Imipramine, the first tricyclic antidepressant, is introduced for medical use. Derived from antihistamine compounds, this drug class blocks the reuptake of serotonin and norepinephrine into presynaptic neurons, thereby increasing extracellular levels of the neurotransmitters in the brain.

1988

Fluoxetine, better known as Prozac, makes its debut on the market as the first selective serotonin reuptake inhibitor (SSRI)—still the class of antidepressants most commonly prescribed today. By reducing the reuptake of serotonin, the drug increases the extracellular concentration of the neurotransmitter.

1989

Bupropion, a type of antidepressant that doesn’t fit into existing drug classes, is approved as a treatment for major depressive disorder.
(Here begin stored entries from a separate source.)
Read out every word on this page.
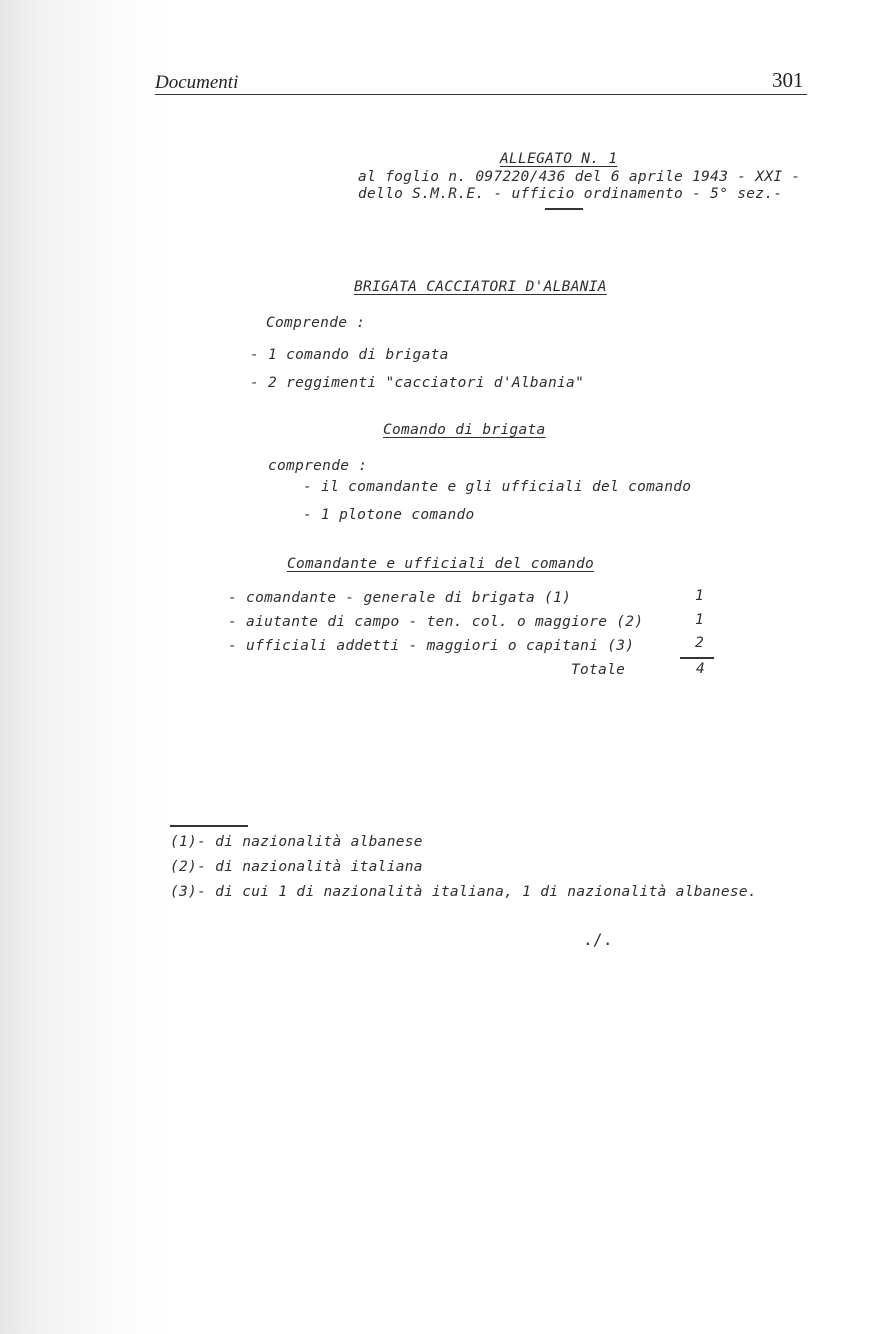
Documenti	301
ALLEGATO N. 1
al foglio n. 097220/436 del 6 aprile 1943 - XXI -
dello S.M.R.E. - ufficio ordinamento - 5° sez.-
BRIGATA CACCIATORI D'ALBANIA
Comprende :
- 1 comando di brigata
- 2 reggimenti "cacciatori d'Albania"
Comando di brigata
comprende :
- il comandante e gli ufficiali del comando
- 1 plotone comando
Comandante e ufficiali del comando
- comandante - generale di brigata (1)	1
- aiutante di campo - ten. col. o maggiore (2)	1
- ufficiali addetti - maggiori o capitani (3)	2
Totale	4
(1)- di nazionalità albanese
(2)- di nazionalità italiana
(3)- di cui 1 di nazionalità italiana, 1 di nazionalità albanese.
./.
It increases dopamine and norepinephrine levels in the brain by inhibiting the neurotransmitters’ reuptake.

1993

Venlafaxine, the first of the serotonin-norepinephrine reuptake inhibitors (SNRIs), hits the market. Like the SSRIs, these drugs inhibit the reuptake of serotonin, but they additionally do the same for norepinephrine.

2013

Vortioxetine, another atypical antidepressant, is approved. In addition to inhibiting the reuptake of serotonin, vortioxetine acts as an agonist and antagonist of different serotonin receptors, with the net effect of increasing extracellular amounts of serotonin and modulating the release of other, downstream neurotransmitters.

2019

Brexanolone and esketamine, the first of a new wave of drugs born of research into the underlying brain circuitry of depression, are approved and put on the market.


Bianca Nogrady is a freelance science writer based in Sydney, Australia.